En comparaison, Let It Be Me, adaptation d’une chanson de Gilbert Bécaud, apparaît moins insipide. L’interprétation est soignée, le rythme correctement tenu, mais l’originalité et l’authenticité semblent, une fois de plus, absentes. Quant à Little Sadie, variation country de la précédente ballade, elle semble plus écoutable mais n’apporte rien à l’album, déjà considérablement alourdi par des reprises insipides à ce stade (début de seconde face). L’une des compositions les plus déroutantes de Dylan, Woogie Boogie, lui succède. Il s’agit d’un morceau entièrement instrumental, pas désagréable au demeurant, mais l’introduction d’une ligne incongrue de saxophone dans les dernières secondes fait plutôt croire à une farce. Belle Isle, reprise d’une ballade traditionnelle canadienne, en réalité adaptation d’un traditionnel irlandais, prolonge le paysage d’inspiration canadienne inauguré par Early Mornin’ Rain – paysage présent également dans les Basement Tapes, avec Four Strong Winds ou Song for Canada. Il faut passer outre la mièvrerie des arrangements pour apprécier la jolie interprétation de Dylan, qui restitue la mélancolie presque poignante du texte. Living the Blues est la première composition originale à peu près digne de ce nom ; s’il n’est pas sans évoquer un certain rythme et une ambiance hérités des Basement Tapes, les chœurs féminins affaiblissent ce morceau, qui manque globalement de consistance. Le premier album de Self Portrait se referme sur une version live de Like a Rolling Stone, issu du concert de l’île de Wight. Que dire si ce n’est que l’on se trouve à mille lieues de la version studio de Highway 61 Revisited ou du live monumental du Bootleg Series n°4. Dylan chante avec un manque de sérieux et d’application évidents, et l’auditeur attend avec impatience la fin des cinq longues minutes du morceau – un comble pour une chanson d’un tel calibre.

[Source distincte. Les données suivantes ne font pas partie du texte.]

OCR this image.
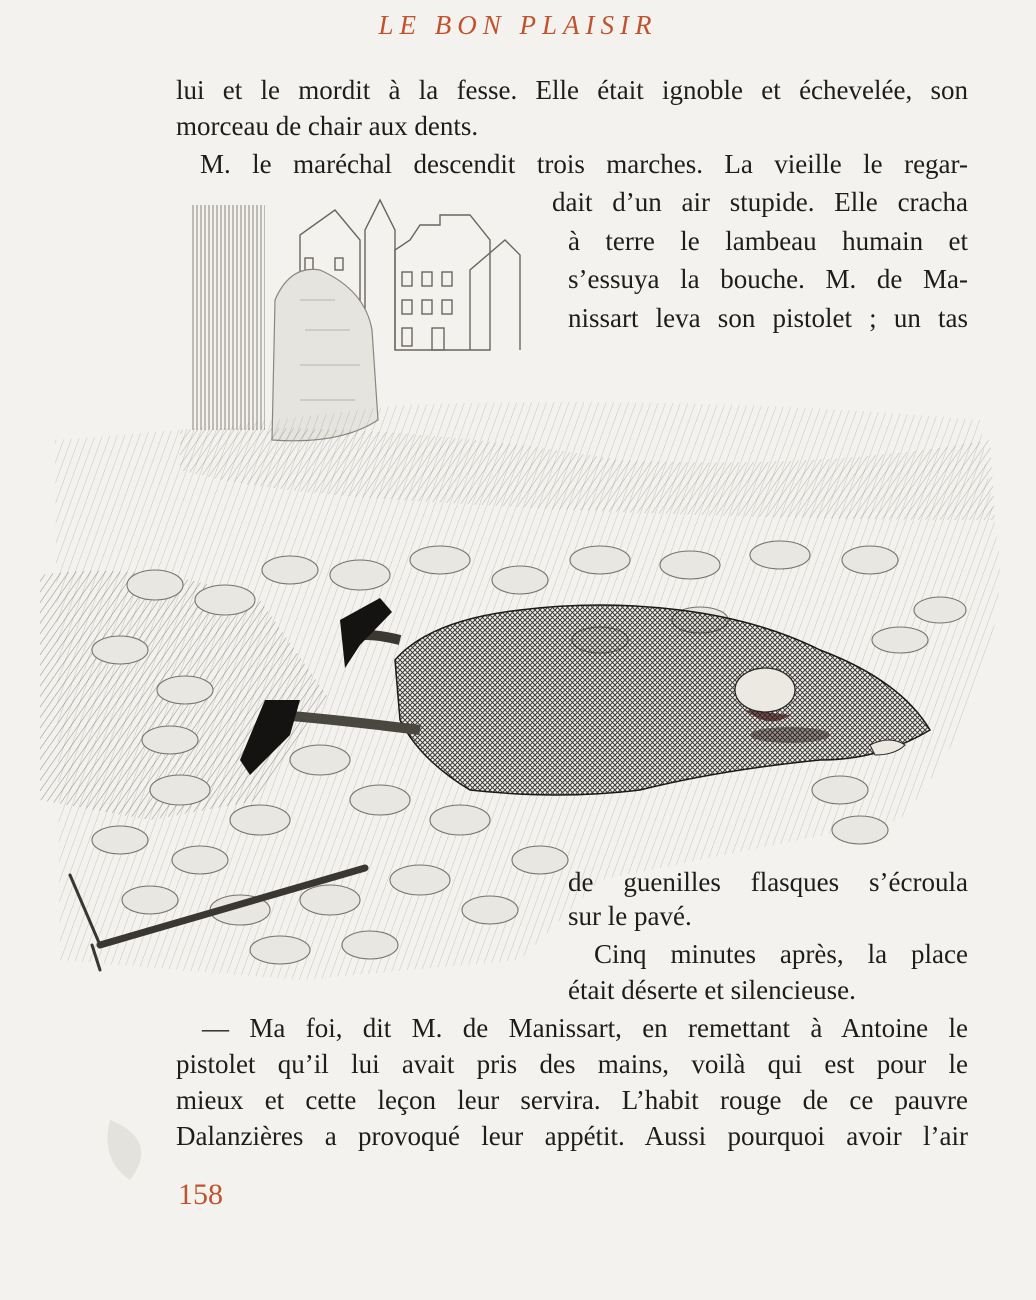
LE BON PLAISIR
lui et le mordit à la fesse. Elle était ignoble et échevelée, son
morceau de chair aux dents.
M. le maréchal descendit trois marches. La vieille le regar-
dait d’un air stupide. Elle cracha
à terre le lambeau humain et
s’essuya la bouche. M. de Ma-
nissart leva son pistolet ; un tas
de guenilles flasques s’écroula
sur le pavé.
Cinq minutes après, la place
était déserte et silencieuse.
— Ma foi, dit M. de Manissart, en remettant à Antoine le
pistolet qu’il lui avait pris des mains, voilà qui est pour le
mieux et cette leçon leur servira. L’habit rouge de ce pauvre
Dalanzières a provoqué leur appétit. Aussi pourquoi avoir l’air
158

Le second disque de Self Portait s’ouvre sur Copper Kettle, l’une des réussites de l’album. Dylan restitue l’atmosphère de cette ballade champêtre avec authenticité, qui évoque la production de whisky à la campagne, loin de la société… et aussi des taxes à payer. Comme sur la plupart des reprises de l’album, la version sans overdubs est à privilégier (Bootleg Series n°10) pour en apprécier pleinement l’interprétation. On retombe dans la médiocrité avec Gotta Travel On, reprise d’un succès de Billy Grammer. Dylan peine à s’approprier le texte, au demeurant assez banal, et les arrangements ne compensent en rien ce manque d’originalité. Avec Blue Moon, on retrouve la tonalité résolument « crooner » amorcée par I Forgot More Than You’ll Ever Know, et si l’interprétation de Dylan n’a rien de honteux, elle tient difficilement la comparaison avec les superbes versions de Billie Holiday ou de Frank Sinatra. Sur The Boxer, reprise de la célèbre chanson de Simon & Garfunkel, Dylan expérimente pour la première fois les harmonies vocales en doublant sa propre voix, avec peu de réussite mais une naïveté touchante. L’ensemble s’avère finalement assez agréable, même si Dylan connaîtra des rencontres plus heureuses avec l’univers des deux chanteurs américains, notamment lorsqu’il interprétera The Sound of Silence sur scène, aux côtés de Paul Simon, dans les années 1990. The Boxer laisse place au second extrait du concert de Wight, The Mighty Quinn (Quinn the Eskimo), qui a longtemps été la seule version officielle de cette chanson, réussite majeure des Basement Tapes. Mieux vaut évidemment se tourner vers le Bootleg Series n°11 pour apprécier cette grande composition, que Dylan n’interprète pas ici avec une grande application. Take Me As I Am (Or Let Me Go), une chanson d’amour classique signée Felice et Boudleaux Bryant, ne se distingue pas non plus par la qualité de son interprétation, mais sa durée relativement courte empêche l’auditeur de se lasser.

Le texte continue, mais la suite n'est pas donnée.